Backup of hardware keys is dead simple : you must have several. Just like a door key.

That’s one of the reasons I say 2FA by software is not mature, whereas 2FA by hardware is the future. Anyone can understand : put the key into the lock (sorry, the USB port), or bring it close to your phone, and the lock (sorry, your account) opens.

Keep your key in your pocket. Have one, or several, spare ones, in a safe place.

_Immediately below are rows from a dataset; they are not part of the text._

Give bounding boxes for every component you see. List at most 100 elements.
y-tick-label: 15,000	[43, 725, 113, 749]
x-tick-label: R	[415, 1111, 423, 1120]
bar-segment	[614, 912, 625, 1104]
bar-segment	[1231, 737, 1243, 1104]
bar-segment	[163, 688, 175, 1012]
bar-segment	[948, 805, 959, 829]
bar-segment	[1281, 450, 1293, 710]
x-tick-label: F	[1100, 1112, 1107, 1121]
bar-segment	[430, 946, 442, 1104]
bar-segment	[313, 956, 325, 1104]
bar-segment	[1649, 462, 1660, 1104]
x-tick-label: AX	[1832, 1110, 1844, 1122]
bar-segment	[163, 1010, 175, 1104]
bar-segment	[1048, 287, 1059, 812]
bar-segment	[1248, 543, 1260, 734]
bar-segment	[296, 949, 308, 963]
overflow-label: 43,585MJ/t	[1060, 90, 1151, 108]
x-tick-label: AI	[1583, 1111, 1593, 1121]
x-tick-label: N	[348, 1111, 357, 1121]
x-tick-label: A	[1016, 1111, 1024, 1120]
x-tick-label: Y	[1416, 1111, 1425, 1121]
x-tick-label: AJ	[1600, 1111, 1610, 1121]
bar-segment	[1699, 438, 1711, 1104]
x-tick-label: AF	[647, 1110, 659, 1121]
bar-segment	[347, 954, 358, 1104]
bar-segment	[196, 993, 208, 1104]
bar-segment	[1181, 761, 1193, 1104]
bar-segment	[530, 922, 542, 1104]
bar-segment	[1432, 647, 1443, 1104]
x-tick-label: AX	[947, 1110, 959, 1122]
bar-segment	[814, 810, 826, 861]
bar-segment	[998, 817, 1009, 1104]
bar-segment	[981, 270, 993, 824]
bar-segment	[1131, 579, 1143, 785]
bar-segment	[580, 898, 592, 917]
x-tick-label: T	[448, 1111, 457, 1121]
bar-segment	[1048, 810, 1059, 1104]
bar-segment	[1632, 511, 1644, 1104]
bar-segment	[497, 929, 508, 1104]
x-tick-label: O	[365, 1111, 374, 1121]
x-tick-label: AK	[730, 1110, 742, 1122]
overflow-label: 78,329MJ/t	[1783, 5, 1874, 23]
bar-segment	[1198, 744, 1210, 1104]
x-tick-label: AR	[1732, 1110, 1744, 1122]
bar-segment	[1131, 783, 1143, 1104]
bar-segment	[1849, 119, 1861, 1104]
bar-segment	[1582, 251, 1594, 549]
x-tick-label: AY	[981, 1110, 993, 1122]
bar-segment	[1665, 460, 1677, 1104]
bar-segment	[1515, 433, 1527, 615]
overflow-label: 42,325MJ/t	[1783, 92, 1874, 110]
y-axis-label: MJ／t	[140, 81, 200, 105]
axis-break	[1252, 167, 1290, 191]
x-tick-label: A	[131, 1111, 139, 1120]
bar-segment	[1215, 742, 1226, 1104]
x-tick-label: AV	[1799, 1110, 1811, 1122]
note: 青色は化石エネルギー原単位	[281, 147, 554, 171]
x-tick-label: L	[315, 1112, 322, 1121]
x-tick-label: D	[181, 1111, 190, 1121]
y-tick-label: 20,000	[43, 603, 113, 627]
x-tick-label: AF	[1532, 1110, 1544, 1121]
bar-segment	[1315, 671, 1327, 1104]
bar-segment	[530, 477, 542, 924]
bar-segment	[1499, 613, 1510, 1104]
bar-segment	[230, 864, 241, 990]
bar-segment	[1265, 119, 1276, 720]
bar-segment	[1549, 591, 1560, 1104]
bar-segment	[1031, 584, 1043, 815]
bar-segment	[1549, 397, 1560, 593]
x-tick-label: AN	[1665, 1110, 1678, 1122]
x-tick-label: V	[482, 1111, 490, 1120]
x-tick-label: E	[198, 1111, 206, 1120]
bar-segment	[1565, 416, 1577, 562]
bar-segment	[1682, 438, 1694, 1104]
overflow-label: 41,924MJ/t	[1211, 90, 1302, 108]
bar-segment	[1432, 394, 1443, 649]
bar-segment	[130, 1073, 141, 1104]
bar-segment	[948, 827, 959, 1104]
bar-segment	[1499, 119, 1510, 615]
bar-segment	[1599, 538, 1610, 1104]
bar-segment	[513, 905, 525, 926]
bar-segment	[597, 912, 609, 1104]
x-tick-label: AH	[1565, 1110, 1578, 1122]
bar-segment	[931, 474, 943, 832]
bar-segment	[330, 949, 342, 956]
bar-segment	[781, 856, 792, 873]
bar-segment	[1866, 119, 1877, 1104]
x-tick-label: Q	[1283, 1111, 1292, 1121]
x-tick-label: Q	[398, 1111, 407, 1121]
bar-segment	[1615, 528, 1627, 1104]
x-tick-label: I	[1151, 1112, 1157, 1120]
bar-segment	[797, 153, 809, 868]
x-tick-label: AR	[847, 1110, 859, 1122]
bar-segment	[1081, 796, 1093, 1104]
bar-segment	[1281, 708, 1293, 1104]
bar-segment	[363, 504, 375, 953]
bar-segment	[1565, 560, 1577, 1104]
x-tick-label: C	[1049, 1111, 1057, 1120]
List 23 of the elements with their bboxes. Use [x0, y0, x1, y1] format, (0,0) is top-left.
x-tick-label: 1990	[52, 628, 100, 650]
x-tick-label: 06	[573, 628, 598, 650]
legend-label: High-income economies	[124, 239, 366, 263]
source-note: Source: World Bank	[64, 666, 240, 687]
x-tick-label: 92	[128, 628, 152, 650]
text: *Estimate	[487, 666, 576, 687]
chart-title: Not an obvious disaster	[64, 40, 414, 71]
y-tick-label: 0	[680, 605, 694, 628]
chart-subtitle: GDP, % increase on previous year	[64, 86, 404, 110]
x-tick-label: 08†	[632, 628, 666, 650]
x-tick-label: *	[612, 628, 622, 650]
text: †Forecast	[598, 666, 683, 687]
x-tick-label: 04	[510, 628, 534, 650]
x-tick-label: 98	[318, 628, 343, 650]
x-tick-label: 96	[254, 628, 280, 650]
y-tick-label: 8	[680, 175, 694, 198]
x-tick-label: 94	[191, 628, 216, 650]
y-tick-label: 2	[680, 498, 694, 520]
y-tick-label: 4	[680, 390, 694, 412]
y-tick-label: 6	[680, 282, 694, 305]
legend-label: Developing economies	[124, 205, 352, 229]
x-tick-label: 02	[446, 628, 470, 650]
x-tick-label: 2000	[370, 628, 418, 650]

In the meanwhile, since we’re mainly stuck with 2FA by app, Authy is recommended because it has an embedded backup mechanism (although it takes some thinking to master ; it’s not dead simple, but no 2FA app is dead simple).

The principle of Authy backup is simple, though : you simply store your secrets on several devices. So, if one is broken or lost (typically, your phone), the other (typically, but not limited to, your destkop) will allow you to regain access.

Bear in mind I have no direct experience of 2FA. I’m still on the edge. I just learned by reading.

#20

Could you elaborate, please ? I don’t understand.